Après l’attaque du Hamas contre Israël le mois dernier, les Étudiants pour la justice en Palestine ont promu une « boîte à outils » pour les militants qui proclamaient « gloire à notre résistance ». Le groupe a été interdit ou suspendu par Brandeis, Columbia et l'Université George Washington. Et il a été récemment la cible de discours tonitruants au Capitole et cinglé lors d’un débat présidentiel républicain.
Au cours des six semaines qui ont suivi l’attaque du Hamas contre Israël, aucun groupe universitaire n’a peut-être attiré autant d’attention que les Étudiants pour la justice en Palestine, peut-être l’organisation universitaire la plus populaire et la plus controversée défendant la cause palestinienne.
Mais contrairement à de nombreux groupes universitaires nationaux – qu’il s’agisse de sororités, de fraternités, religieuses ou politiques – les Étudiants pour la justice en Palestine sont, de par leur conception, un réseau de sections autonomes faiblement connectées. Il n’y a pas de quartier général national ni de leader nommé. Il existe un comité directeur national des étudiants, mais il est anonyme. Le groupe ne s’est jamais enregistré comme organisation à but non lucratif et n’a jamais eu à déposer de documents fiscaux.

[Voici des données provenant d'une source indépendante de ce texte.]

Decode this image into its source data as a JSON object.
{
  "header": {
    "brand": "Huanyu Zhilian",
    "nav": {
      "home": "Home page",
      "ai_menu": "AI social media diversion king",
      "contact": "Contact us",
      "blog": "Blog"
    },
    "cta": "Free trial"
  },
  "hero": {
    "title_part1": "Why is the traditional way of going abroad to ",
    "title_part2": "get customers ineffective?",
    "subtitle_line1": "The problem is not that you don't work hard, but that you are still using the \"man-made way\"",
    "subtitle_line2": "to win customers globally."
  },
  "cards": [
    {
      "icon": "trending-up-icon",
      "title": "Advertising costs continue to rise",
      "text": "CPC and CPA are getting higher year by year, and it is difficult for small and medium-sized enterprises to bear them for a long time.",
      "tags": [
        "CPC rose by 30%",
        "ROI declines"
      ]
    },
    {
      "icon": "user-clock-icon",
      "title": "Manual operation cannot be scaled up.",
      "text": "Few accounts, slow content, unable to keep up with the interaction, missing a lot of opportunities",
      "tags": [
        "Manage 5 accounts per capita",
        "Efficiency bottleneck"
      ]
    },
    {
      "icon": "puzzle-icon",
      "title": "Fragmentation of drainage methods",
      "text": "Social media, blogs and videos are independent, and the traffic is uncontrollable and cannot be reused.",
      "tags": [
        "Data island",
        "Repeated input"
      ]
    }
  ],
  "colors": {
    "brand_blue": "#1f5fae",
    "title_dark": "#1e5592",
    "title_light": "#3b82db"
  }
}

L’un des fondateurs de la société il y a environ 30 ans, Hatem Bazian, a décrit la création comme « une franchise symbolique sans frais de franchise ».
Ce manque délibéré de hiérarchie a été crucial dans l’ascension du réseau, permettant aux chapitres de surgir avec peu d’obstacles, selon des entretiens avec 20 personnes et une enquête sur des vidéos, des écrits universitaires, des comptes d’archives et des archives publiques. La constellation de tactiques et de rhétorique du réseau, y compris des manifestations théâtrales avec des « murs de l’apartheid » et des simulations de points de contrôle israéliens, a été reproduite sur les campus à travers le pays.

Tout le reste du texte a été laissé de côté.